И тут я заторопился в наш новый машинный сарай, чтобы еще до наступления темноты прочистить дисковый бороздник, а может, еще бороны и плуги.
С наступлением темноты я охотнее всего остаюсь дома, лежу на постели или сижу в коричневом кресле, его подарил мне шеф много лет тому назад, отблагодарив за услугу, которую я ему будто бы оказал. Свет я зажигаю редко, на оба автоматических замка я могу смело положиться. Но участки молодых растений, бесконечные шпалеры хвойных и лиственных деревьев брошены тогда на произвол судьбы, и все наши посадки словно склоняются в ожидании лесовика с крюком, которого я так часто видел во сне: небольшого роста, босой, с крюком в руке, он тихо проходит рядами наших посадок и по плану, только ему известному, надламывает молодые стволы. Чаще всего я жду, пока не свистнет локомотив, который далеко за нашим древесным питомником тянет состав по холмистой местности, в Шлезвиг, и тогда решаю, что однажды тоже соберусь в путь, чтобы увидеть город.
В хорошие времена Магда приносила мне булочки и куски ветчины, которые считались подсохшими; хотя я видел, как тень Магды отделялась от большого дома, я ждал, пока она не постучит семь раз, и открывал, только когда она показывалась в окне. Ей доставляло радость смотреть, как я ем, и она удивлялась, как быстро я со всем справлялся. Очень часто после этого она подставляла мою ладонь под лампочку, чтобы прочесть по линиям руки мою судьбу, и всегда в одном определенном месте вздыхала и сердито качала головой, оттого будто бы, что там не хватает какого-то бугорка и какой-то перекресток сбивает ее с толку. А это, считала она, уже причина, чтобы быть со мной настороже; и все-таки она иной раз оставалась со мной до утра, клала руку мне на грудь, дышала мне в шею. Не понимаю, почему она все снова и снова спрашивала меня о моих родителях, я же ей не раз говорил, что, когда потонула большая десантная баржа, их желтый плот унесло волной, а я барахтался среди солдат и лошадей до тех пор, пока к нам не подгреб старый колесный пароход «Штрадауне».

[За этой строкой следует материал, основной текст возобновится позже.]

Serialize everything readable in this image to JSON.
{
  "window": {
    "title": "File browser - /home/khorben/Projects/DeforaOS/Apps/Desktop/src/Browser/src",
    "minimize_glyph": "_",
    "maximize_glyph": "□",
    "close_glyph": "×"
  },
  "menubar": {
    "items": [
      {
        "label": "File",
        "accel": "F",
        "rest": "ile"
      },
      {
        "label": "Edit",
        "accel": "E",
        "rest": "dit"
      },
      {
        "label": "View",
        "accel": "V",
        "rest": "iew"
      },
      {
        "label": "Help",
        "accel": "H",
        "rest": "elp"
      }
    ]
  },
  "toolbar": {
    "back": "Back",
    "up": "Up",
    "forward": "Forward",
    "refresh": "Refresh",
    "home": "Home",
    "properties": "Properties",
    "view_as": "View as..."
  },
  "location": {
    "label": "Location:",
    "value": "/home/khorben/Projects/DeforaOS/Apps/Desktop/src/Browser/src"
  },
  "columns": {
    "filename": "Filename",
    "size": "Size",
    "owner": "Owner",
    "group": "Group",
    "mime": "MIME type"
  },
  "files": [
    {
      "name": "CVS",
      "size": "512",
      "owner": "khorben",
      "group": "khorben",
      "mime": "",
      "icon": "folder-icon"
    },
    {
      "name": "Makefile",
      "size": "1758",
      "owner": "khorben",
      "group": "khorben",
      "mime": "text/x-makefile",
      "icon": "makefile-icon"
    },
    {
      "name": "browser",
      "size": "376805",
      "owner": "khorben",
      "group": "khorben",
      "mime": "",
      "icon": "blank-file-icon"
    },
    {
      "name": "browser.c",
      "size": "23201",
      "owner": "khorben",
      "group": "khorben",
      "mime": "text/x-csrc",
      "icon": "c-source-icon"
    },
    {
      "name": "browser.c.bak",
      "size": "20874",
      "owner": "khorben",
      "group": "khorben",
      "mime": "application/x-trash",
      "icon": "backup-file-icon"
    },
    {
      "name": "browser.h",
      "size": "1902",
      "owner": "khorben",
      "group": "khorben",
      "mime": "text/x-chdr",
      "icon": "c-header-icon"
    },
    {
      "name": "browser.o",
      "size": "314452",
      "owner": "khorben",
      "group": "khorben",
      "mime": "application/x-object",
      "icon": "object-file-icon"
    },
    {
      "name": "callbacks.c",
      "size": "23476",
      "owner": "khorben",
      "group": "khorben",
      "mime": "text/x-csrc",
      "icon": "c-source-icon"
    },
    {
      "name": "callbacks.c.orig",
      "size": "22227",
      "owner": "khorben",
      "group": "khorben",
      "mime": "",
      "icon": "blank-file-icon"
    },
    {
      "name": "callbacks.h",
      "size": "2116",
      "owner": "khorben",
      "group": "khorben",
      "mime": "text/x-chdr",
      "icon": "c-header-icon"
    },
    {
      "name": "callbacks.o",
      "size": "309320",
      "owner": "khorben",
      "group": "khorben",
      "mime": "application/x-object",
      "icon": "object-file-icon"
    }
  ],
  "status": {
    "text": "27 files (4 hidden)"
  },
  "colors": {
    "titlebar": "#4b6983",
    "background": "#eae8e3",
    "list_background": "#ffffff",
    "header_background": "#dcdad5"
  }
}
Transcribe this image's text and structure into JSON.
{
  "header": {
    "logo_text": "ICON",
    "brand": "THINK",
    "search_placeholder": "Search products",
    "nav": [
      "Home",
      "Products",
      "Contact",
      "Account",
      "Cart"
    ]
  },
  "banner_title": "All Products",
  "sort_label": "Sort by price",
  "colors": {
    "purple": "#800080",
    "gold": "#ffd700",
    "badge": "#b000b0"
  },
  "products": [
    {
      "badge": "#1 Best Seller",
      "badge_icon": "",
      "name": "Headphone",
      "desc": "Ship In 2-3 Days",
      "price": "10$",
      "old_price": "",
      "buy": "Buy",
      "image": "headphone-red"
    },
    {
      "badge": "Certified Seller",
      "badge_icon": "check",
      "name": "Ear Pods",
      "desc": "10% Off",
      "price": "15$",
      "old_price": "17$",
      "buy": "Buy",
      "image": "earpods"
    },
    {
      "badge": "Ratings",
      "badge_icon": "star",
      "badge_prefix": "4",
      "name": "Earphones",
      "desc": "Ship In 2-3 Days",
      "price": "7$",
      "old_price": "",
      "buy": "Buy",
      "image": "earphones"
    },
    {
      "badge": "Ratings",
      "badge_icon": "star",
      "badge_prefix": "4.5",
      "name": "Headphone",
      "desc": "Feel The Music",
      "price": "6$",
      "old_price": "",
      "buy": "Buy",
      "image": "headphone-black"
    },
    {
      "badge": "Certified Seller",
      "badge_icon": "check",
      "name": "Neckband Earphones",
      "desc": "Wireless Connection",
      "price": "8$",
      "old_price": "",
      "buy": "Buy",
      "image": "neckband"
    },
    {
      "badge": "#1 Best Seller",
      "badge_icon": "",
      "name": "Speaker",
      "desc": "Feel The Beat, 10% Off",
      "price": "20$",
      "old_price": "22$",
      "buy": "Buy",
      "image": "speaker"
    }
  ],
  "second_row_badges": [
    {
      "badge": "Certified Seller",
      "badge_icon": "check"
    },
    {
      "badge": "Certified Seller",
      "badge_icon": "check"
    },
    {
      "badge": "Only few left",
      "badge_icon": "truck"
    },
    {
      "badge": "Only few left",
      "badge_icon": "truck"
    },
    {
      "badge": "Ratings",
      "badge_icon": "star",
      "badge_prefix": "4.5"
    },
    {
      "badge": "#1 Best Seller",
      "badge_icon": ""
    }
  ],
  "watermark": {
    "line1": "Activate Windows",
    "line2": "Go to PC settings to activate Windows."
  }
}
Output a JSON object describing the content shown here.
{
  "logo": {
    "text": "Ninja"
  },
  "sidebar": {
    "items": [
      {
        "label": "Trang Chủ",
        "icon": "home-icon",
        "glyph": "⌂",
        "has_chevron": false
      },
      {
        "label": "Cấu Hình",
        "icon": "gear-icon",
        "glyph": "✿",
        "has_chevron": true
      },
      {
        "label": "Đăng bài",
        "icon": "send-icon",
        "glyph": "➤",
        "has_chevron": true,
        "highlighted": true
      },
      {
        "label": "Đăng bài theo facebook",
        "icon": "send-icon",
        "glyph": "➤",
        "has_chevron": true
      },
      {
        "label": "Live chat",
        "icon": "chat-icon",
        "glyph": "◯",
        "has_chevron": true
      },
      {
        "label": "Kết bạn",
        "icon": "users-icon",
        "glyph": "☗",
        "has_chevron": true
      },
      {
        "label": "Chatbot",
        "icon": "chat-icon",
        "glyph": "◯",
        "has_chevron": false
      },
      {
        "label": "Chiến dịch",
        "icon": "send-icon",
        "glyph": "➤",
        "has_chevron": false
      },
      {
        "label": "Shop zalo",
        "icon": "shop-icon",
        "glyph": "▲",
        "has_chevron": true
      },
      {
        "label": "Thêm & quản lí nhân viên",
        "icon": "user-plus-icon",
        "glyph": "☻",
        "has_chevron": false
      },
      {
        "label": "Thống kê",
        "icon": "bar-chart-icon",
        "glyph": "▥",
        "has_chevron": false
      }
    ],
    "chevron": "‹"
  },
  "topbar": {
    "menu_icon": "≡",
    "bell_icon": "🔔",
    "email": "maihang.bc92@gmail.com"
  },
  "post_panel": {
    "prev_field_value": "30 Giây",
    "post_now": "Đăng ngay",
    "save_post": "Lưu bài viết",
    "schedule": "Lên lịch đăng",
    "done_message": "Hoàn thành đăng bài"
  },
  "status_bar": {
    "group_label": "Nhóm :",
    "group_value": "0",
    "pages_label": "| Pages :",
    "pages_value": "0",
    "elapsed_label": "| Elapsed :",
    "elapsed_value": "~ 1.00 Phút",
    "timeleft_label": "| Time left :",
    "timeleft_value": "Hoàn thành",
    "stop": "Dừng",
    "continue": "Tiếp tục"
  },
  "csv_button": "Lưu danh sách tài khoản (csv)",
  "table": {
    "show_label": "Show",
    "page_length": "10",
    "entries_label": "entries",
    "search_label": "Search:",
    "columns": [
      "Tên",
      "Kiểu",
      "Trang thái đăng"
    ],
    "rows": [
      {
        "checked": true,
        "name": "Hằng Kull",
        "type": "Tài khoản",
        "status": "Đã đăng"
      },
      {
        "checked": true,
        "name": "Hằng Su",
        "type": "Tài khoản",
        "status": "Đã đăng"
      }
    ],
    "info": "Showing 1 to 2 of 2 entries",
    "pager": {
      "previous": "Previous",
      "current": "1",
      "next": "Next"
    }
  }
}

Придется ли мне теперь, когда шефа объявили недееспособным, уйти, Магда сказать не могла; хоть она и живет в большом доме, в крепости, как мы его называем, она еще ничего не узнала такого, что меня бы встревожило. Он, который всегда был добр ко мне, а однажды назвал своим единственным другом, сидит по-прежнему во главе стола, выпивает перед каждой едой свои сорок граммов можжевеловой водки — ее подает ему сын, — нарезает по традиции мясо, излагает свое мнение, и если уж кто возражает ему, так только Доротея Целлер, его жена. Хоть бы Магда не забыла принести мне последние известия из крепости; с тех пор, как у нас работает этот серб, она редко приходит ко мне, этот красноглазый Мирко, который всегда кладет руку мне на плечо, когда разговаривает со мной. Может, мне надо собраться с духом и спросить самого шефа, он бы скорее, чем кто-либо другой, сказал, придется ли мне покинуть мой любимый участок, облагороженные голубые ели, которые я сам подвязывал к колышкам. А при таких, как у нас, отношениях не исключено, что он мне даже расскажет, почему они объявили его недееспособным — его, которому здесь все чем-то обязаны, — и что все это для него значит. Только бы мне разрешили остаться подле него.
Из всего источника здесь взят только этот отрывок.